Gerichtsurteil SunExpress Deutschland wehrt Betriebsratswahl erneut ab
Frankfurt/Main (dpa) - Bei der Lufthansa-Beteiligung SunExpress Deutschland können Arbeitnehmervertreter vorerst weiter keinen Betriebsrat wählen.
Das Hessische Landesarbeitsgericht in Frankfurt bestätigte die Sicht der Richter aus der vorhergehenden Instanz, wonach dafür die gesetzliche Grundlage fehle. Gewerkschaften geben sich in der Frage, die im Herbst endgültig geklärt werden soll, kampfbereit.
Die Pilotengewerkschaft VC Cockpit und die Flugbegleitervertretung UFO wollen einen Betriebsrat beim Ferienflieger etablieren und hatten schon einen Wahlvorstand bestimmt. Die Airline, eine Tochter der in Antalya sitzenden SunExpress, hatte dies im April per einstweiliger Verfügung am Frankfurter Arbeitsgericht verhindert.
Der Billigflieger sieht den Weg der Gewerkschaften als unrechtmäßig an, da laut Betriebsverfassungsgesetz für das fliegende Personal zunächst ein Tarifvertrag abgeschlossen werden müsse, der eine Personalvertretung regelt. Einen Tarifvertrag lehnt die Airline ab.
Richter Peter Gegenwart schloss sich der Sicht an. Das Betriebsverfassungsgesetz gelte für Beschäftigte im Flugbetrieb nicht. Auch eine EU-Richtlinie spreche nicht dagegen.
In der Tat gibt es im Betriebsverfassungsgesetz für die Luftfahrt eine Ausnahme, während in anderen Branchen die Wahl von Betriebsräten unkompliziert ist. Dort steht, dass für Mitarbeiter im Flugbetrieb „eine Vertretung durch Tarifvertrag errichtet werden kann“.
Sunexpress Deutschland hat mit dem Entscheid aber nur die unverzügliche Betriebsratswahl abgewehrt. Im Grundsatz entscheidet das Bundesarbeitsgericht am 24. Oktober. Es wäre das erste Urteil in der Luftfahrt in dieser Frage. Dem Wahlvorstand des Ferienfliegers sei zuzumuten, so lange zu warten, erklärte Gegenwart. Er betonte ferner, dass der Wahlvorstand mit Ufo und VC zwei kampferprobte Gewerkschaften hinter sich habe.

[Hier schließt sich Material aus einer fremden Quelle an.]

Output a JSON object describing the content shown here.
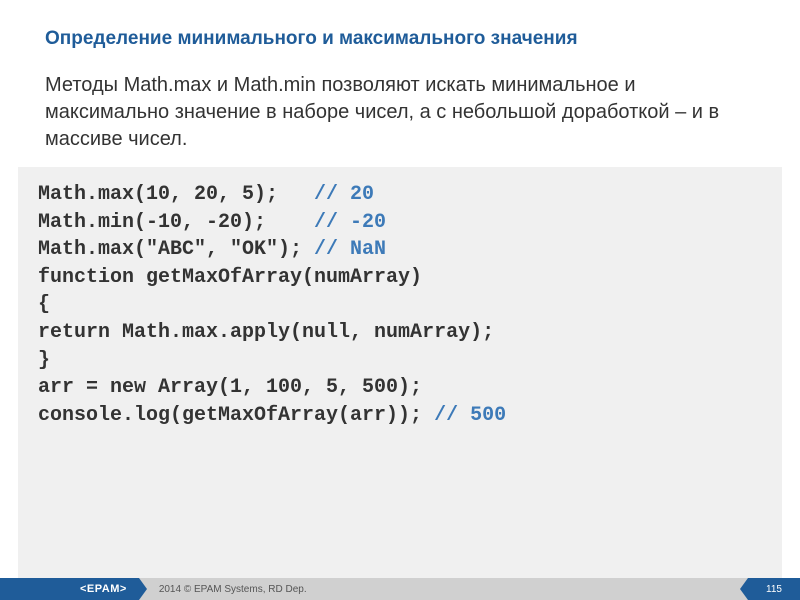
{
  "title": "Определение минимального и максимального значения",
  "description": "Методы Math.max и Math.min позволяют искать минимальное и максимально значение в наборе чисел, а с небольшой доработкой – и в массиве чисел.",
  "code": {
    "l1a": "Math.max(10, 20, 5);   ",
    "l1b": "// 20",
    "l2a": "Math.min(-10, -20);    ",
    "l2b": "// -20",
    "l3a": "Math.max(\"ABC\", \"OK\"); ",
    "l3b": "// NaN",
    "l4": "",
    "l5": "function getMaxOfArray(numArray)",
    "l6": "{",
    "l7": "return Math.max.apply(null, numArray);",
    "l8": "}",
    "l9": "",
    "l10": "arr = new Array(1, 100, 5, 500);",
    "l11a": "console.log(getMaxOfArray(arr)); ",
    "l11b": "// 500"
  },
  "footer": {
    "logo": "<EPAM>",
    "copy": "2014 © EPAM Systems, RD Dep.",
    "page": "115"
  }
}
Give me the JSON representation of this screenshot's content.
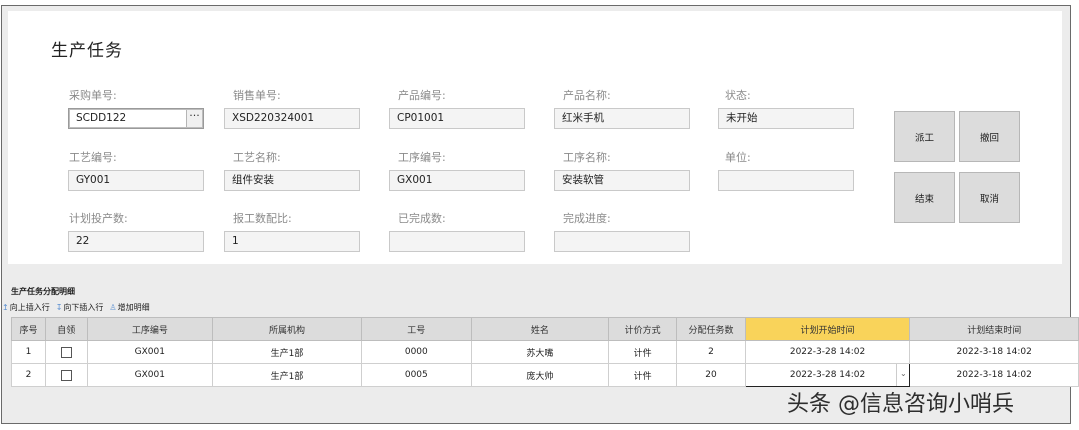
{
  "form": {
    "title": "生产任务",
    "fields": [
      {
        "label": "采购单号:",
        "value": "SCDD122",
        "browse": "···"
      },
      {
        "label": "销售单号:",
        "value": "XSD220324001"
      },
      {
        "label": "产品编号:",
        "value": "CP01001"
      },
      {
        "label": "产品名称:",
        "value": "红米手机"
      },
      {
        "label": "状态:",
        "value": "未开始"
      },
      {
        "label": "工艺编号:",
        "value": "GY001"
      },
      {
        "label": "工艺名称:",
        "value": "组件安装"
      },
      {
        "label": "工序编号:",
        "value": "GX001"
      },
      {
        "label": "工序名称:",
        "value": "安装软管"
      },
      {
        "label": "单位:",
        "value": ""
      },
      {
        "label": "计划投产数:",
        "value": "22"
      },
      {
        "label": "报工数配比:",
        "value": "1"
      },
      {
        "label": "已完成数:",
        "value": ""
      },
      {
        "label": "完成进度:",
        "value": ""
      }
    ],
    "buttons": {
      "dispatch": "派工",
      "revoke": "撤回",
      "finish": "结束",
      "cancel": "取消"
    }
  },
  "detail": {
    "title": "生产任务分配明细",
    "toolbar": {
      "insert_above": "向上插入行",
      "insert_below": "向下插入行",
      "add_detail": "增加明细"
    },
    "columns": [
      "序号",
      "自领",
      "工序编号",
      "所属机构",
      "工号",
      "姓名",
      "计价方式",
      "分配任务数",
      "计划开始时间",
      "计划结束时间"
    ],
    "rows": [
      {
        "no": "1",
        "self_claim": false,
        "process": "GX001",
        "org": "生产1部",
        "emp_id": "0000",
        "name": "苏大嘴",
        "pricing": "计件",
        "qty": "2",
        "start": "2022-3-28 14:02",
        "end": "2022-3-18 14:02"
      },
      {
        "no": "2",
        "self_claim": false,
        "process": "GX001",
        "org": "生产1部",
        "emp_id": "0005",
        "name": "庞大帅",
        "pricing": "计件",
        "qty": "20",
        "start": "2022-3-28 14:02",
        "end": "2022-3-18 14:02"
      }
    ],
    "highlight_color": "#f9d35a"
  },
  "watermark": "头条 @信息咨询小哨兵"
}
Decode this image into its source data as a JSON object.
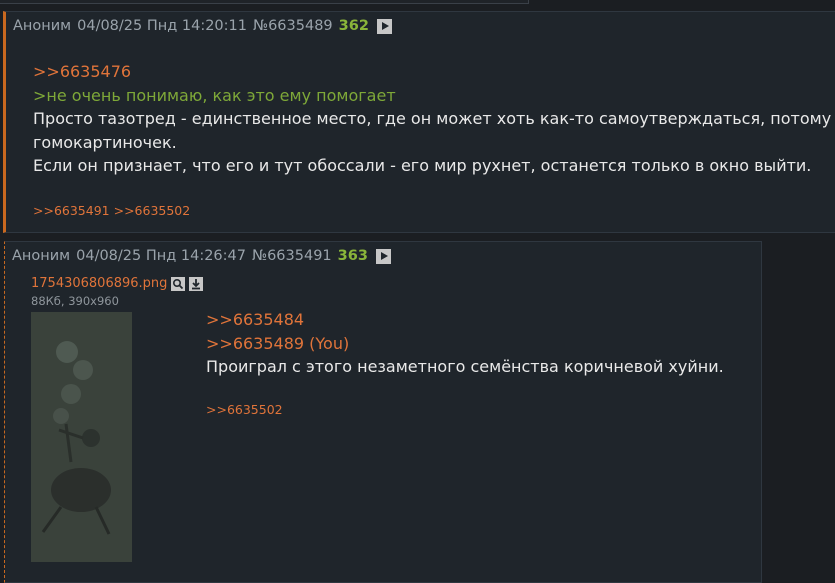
{
  "post1": {
    "author": "Аноним",
    "date": "04/08/25 Пнд 14:20:11",
    "number": "№6635489",
    "count": "362",
    "reply_link": ">>6635476",
    "greentext": ">не очень понимаю, как это ему помогает",
    "line1": "Просто тазотред - единственное место, где он может хоть как-то самоутверждаться, потому",
    "line2": "гомокартиночек.",
    "line3": "Если он признает, что его и тут обоссали - его мир рухнет, останется только в окно выйти.",
    "replies": ">>6635491 >>6635502"
  },
  "post2": {
    "author": "Аноним",
    "date": "04/08/25 Пнд 14:26:47",
    "number": "№6635491",
    "count": "363",
    "file_name": "1754306806896.png",
    "file_meta": "88Кб, 390x960",
    "reply_link1": ">>6635484",
    "reply_link2": ">>6635489 (You)",
    "text": "Проиграл с этого незаметного семёнства коричневой хуйни.",
    "replies": ">>6635502"
  },
  "icons": {
    "play": "play-icon",
    "search": "search-icon",
    "download": "download-icon"
  }
}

SunExpress Deutschland, die zu gleichen Teilen Turkish Airlines und Lufthansa gehört, hält einen Betriebsrat für überflüssig, da der Dialog mit der Belegschaft „konstruktiv“ sei. Für einen Betriebsrat müssten mehrere Mitarbeiter von der Arbeit freigestellt werden. Zudem würden die Mitspracherechte interne Prozesse bremsen, so die Airline, die rund 1400 Menschen beschäftigt. Die Frage nach einem Tarifvertrag stelle sich erst nach dem Entscheid im Hauptsacheverfahren.

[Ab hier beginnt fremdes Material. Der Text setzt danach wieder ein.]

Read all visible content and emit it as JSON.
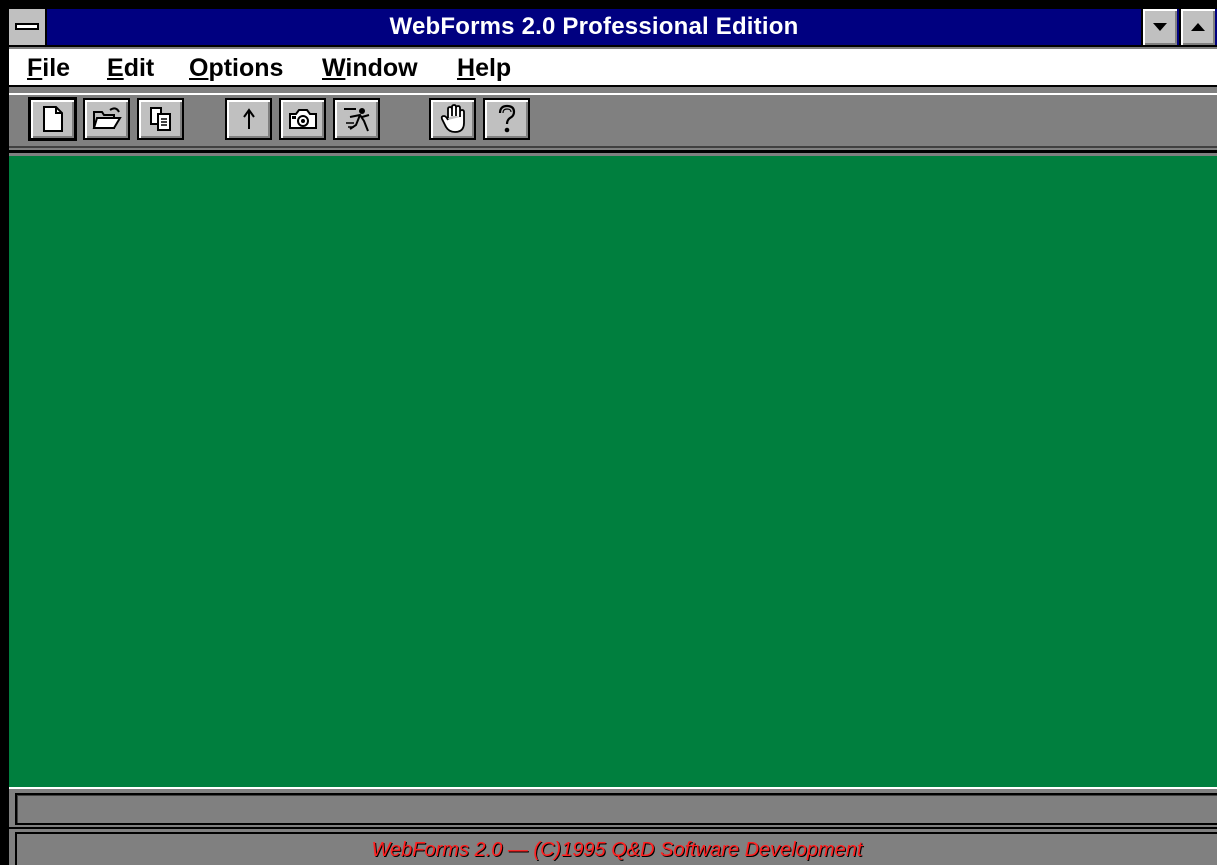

Die Gewerkschaft Ufo gab sich dennoch zuversichtlich. Man werde die Frage weiter gerichtlich ausfechten und habe auch andere Mittel, um bei Sunexpress Mitarbeiterbestimmung durchzusetzen, sagte Tarifvorstand Nicoley Baublies. Er schloss Streiks nicht aus: Notfalls müsse man „Arbeitskampfmaßnahmen“ in Erwägung ziehen.

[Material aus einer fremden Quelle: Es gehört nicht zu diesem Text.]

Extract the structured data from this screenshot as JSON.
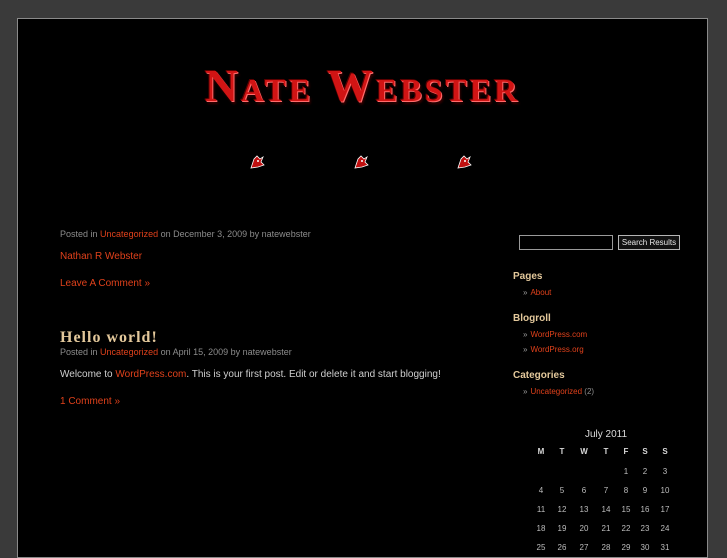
{
  "site": {
    "title": "Nate Webster"
  },
  "posts": [
    {
      "meta": {
        "prefix": "Posted in",
        "category": "Uncategorized",
        "on": "on December 3, 2009 by natewebster"
      },
      "content_link": "Nathan R Webster",
      "comment_link": "Leave A Comment »"
    },
    {
      "title": "Hello world!",
      "meta": {
        "prefix": "Posted in",
        "category": "Uncategorized",
        "on": "on April 15, 2009 by natewebster"
      },
      "body_prefix": "Welcome to",
      "body_link": "WordPress.com",
      "body_suffix": ". This is your first post. Edit or delete it and start blogging!",
      "comment_link": "1 Comment »"
    }
  ],
  "sidebar": {
    "search": {
      "value": "",
      "button": "Search Results"
    },
    "pages": {
      "title": "Pages",
      "items": [
        "About"
      ]
    },
    "blogroll": {
      "title": "Blogroll",
      "items": [
        "WordPress.com",
        "WordPress.org"
      ]
    },
    "categories": {
      "title": "Categories",
      "items": [
        {
          "label": "Uncategorized",
          "count": "(2)"
        }
      ]
    }
  },
  "calendar": {
    "caption": "July 2011",
    "days": [
      "M",
      "T",
      "W",
      "T",
      "F",
      "S",
      "S"
    ],
    "weeks": [
      [
        "",
        "",
        "",
        "",
        "1",
        "2",
        "3"
      ],
      [
        "4",
        "5",
        "6",
        "7",
        "8",
        "9",
        "10"
      ],
      [
        "11",
        "12",
        "13",
        "14",
        "15",
        "16",
        "17"
      ],
      [
        "18",
        "19",
        "20",
        "21",
        "22",
        "23",
        "24"
      ],
      [
        "25",
        "26",
        "27",
        "28",
        "29",
        "30",
        "31"
      ]
    ]
  },
  "icons": {
    "bullet": "»",
    "header_ornament": "devil-icon"
  },
  "colors": {
    "link": "#e0411b",
    "heading": "#e3c89b",
    "title_red": "#d11414",
    "background": "#000000"
  }
}
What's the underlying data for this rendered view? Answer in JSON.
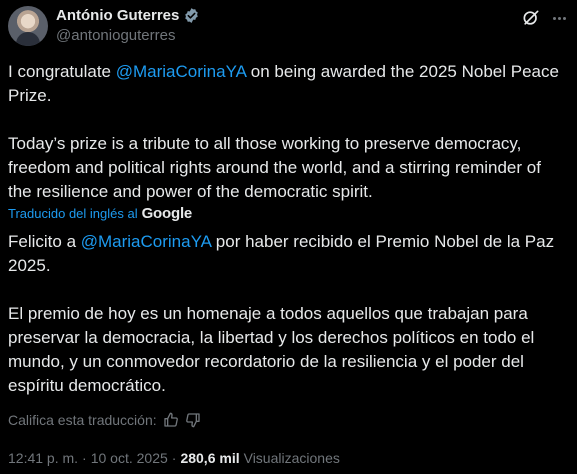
{
  "author": {
    "display_name": "António Guterres",
    "handle": "@antonioguterres"
  },
  "original": {
    "line1_prefix": "I congratulate ",
    "mention": "@MariaCorinaYA",
    "line1_suffix": " on being awarded the 2025 Nobel Peace Prize.",
    "paragraph2": "Today’s prize is a tribute to all those working to preserve democracy, freedom and political rights around the world, and a stirring reminder of the resilience and power of the democratic spirit."
  },
  "translation_notice": {
    "label": "Traducido del inglés al",
    "provider": "Google"
  },
  "translated": {
    "line1_prefix": "Felicito a ",
    "mention": "@MariaCorinaYA",
    "line1_suffix": " por haber recibido el Premio Nobel de la Paz 2025.",
    "paragraph2": "El premio de hoy es un homenaje a todos aquellos que trabajan para preservar la democracia, la libertad y los derechos políticos en todo el mundo, y un conmovedor recordatorio de la resiliencia y el poder del espíritu democrático."
  },
  "rate_translation": {
    "label": "Califica esta traducción:"
  },
  "meta": {
    "time": "12:41 p. m.",
    "sep1": "·",
    "date": "10 oct. 2025",
    "sep2": "·",
    "views_count": "280,6 mil",
    "views_label": "Visualizaciones"
  },
  "colors": {
    "background": "#000000",
    "text": "#e7e9ea",
    "secondary": "#71767b",
    "link": "#1d9bf0"
  }
}
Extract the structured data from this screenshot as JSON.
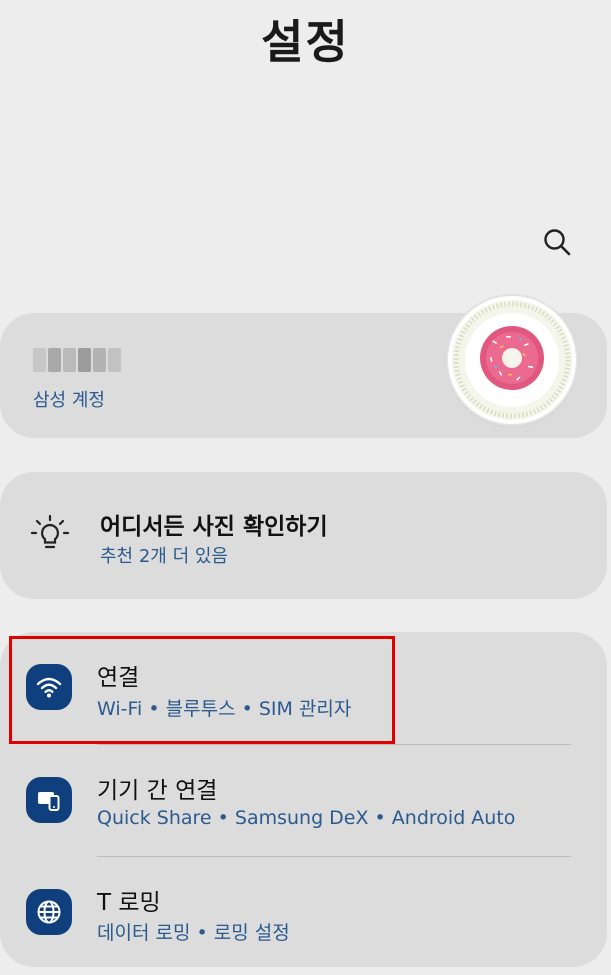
{
  "header": {
    "title": "설정"
  },
  "account": {
    "subtitle": "삼성 계정"
  },
  "suggestion": {
    "title": "어디서든 사진 확인하기",
    "subtitle": "추천 2개 더 있음"
  },
  "settings": [
    {
      "title": "연결",
      "subtitle": "Wi-Fi  •  블루투스  •  SIM 관리자",
      "icon": "wifi-icon"
    },
    {
      "title": "기기 간 연결",
      "subtitle": "Quick Share  •  Samsung DeX  •  Android Auto",
      "icon": "connected-devices-icon"
    },
    {
      "title": "T 로밍",
      "subtitle": "데이터 로밍  •  로밍 설정",
      "icon": "globe-icon"
    }
  ],
  "colors": {
    "background": "#ededed",
    "card": "#dcdcdc",
    "accent_text": "#2b5a8f",
    "icon_background": "#0f3f7c",
    "highlight": "#e00000"
  }
}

Die Pilotengewerkschaft VC monierte, es werde den europäischen Richtlinien nicht gerecht, „dass es in einem Flugbetrieb mit über eintausend Mitarbeitern keine Handhabe gibt, Mitbestimmung gerichtlich durchzusetzen, während dies bei Bodenbetrieben möglich ist“. Sie sieht die Lufthansa-Führung in der Pflicht, weil SunExpress Deutschland auch für die Konzerntochter Eurowings fliege.